If you don’t know much about marketing, this would be a good time to get your education going. If you know some things about marketing but don’t have any experience with direct response marketing, this would be a good time to start. If you are not making aggressive use of the web, this would be a good time to start learning about that. Web marketing is more complex than it used to be but is well worth the investment of time.
On the cost side of the house, when I speak to groups of CEOs, and I speak to hundreds of CEOs every year, less than ten percent have any kind of formal process improvement programs going on. This is a pretty appalling statistic, but it means opportunity for those who get to work on it.
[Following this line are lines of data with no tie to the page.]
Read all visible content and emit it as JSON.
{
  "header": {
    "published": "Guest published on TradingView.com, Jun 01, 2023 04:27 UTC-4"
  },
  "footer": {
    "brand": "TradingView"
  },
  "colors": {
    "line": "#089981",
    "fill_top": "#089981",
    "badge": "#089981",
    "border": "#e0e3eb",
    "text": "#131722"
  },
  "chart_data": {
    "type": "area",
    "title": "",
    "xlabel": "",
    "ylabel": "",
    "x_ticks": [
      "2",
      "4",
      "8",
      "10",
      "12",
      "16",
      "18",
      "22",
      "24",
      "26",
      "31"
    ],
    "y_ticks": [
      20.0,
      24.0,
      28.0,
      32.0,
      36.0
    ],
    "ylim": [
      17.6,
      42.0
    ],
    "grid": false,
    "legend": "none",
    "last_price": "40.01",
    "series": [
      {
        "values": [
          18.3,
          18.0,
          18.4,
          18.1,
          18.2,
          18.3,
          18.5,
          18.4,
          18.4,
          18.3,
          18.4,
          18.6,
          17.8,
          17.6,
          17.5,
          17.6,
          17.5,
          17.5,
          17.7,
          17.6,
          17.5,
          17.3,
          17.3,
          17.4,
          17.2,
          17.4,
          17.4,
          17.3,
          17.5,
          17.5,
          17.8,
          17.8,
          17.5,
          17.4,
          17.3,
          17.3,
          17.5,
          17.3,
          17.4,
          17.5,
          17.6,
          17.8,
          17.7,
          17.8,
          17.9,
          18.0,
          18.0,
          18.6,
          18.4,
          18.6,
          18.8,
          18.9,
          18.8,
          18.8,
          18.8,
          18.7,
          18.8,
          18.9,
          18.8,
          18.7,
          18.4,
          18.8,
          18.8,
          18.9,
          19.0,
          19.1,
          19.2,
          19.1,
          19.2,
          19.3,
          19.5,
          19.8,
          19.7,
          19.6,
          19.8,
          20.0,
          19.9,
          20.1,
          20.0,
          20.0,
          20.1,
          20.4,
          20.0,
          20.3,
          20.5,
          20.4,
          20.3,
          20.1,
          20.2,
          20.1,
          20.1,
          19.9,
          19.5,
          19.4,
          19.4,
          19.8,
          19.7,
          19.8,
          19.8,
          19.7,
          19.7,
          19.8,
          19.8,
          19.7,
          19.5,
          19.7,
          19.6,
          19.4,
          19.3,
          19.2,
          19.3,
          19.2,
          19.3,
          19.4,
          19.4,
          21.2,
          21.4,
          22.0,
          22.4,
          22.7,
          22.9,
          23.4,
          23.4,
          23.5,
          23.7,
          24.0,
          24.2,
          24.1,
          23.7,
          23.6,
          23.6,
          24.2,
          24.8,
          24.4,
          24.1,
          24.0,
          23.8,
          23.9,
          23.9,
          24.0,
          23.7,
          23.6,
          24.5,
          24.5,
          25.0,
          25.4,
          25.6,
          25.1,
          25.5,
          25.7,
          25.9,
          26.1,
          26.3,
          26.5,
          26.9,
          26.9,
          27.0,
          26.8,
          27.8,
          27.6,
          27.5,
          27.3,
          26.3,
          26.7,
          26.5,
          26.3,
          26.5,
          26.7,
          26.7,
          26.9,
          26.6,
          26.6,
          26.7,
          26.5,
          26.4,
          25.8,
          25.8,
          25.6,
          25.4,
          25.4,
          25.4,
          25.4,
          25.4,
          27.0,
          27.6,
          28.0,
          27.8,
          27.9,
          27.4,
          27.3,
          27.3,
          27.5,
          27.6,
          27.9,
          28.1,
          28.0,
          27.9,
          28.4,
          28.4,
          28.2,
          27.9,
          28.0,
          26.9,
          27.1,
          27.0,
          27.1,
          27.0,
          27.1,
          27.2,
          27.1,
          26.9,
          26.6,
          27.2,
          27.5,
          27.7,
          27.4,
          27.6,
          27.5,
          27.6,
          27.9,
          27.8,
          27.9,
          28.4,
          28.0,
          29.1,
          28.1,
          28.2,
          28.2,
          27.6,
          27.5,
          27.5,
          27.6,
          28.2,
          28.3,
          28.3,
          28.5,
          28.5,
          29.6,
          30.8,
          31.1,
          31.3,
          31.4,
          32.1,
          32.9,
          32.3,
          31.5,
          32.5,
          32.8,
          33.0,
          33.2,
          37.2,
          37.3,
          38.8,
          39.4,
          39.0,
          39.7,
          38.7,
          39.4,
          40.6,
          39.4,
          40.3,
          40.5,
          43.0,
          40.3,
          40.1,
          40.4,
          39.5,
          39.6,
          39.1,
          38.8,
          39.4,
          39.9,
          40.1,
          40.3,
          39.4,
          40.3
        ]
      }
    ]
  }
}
Again, this is not a quick fix. You will get lots of resistance from your employees. You’ll have lots to learn and lots to teach. But once you start getting traction the effort will pay dividends forever. There is a huge literature on the subject now, but if you haven’t read the classics like Deming’s Out of the Crisis, or Philip Crosby’s Quality is Free
, these would be good places to start.
“Lean” is the latest flavor of the quality disciplines and well worth exploring. There is a government funded organization called Manufacturing Extension Partnership (MEP). Look on the web to see if they have an office in your community. They offer a one day class in Lean which is an eye-opener. They also offer low cost consulting to help you drive cost out of your organization using Lean principles.
As I said at the beginning, a recession is that time where you find yourself wishing you do
ne some things three years ago. Better late than never. We all have to adapt to survive. The hardest part is letting go of the known. How ironic is it that the act of letting go which should be so easy is so damn hard. But nothing like a good recession to provide the motivation.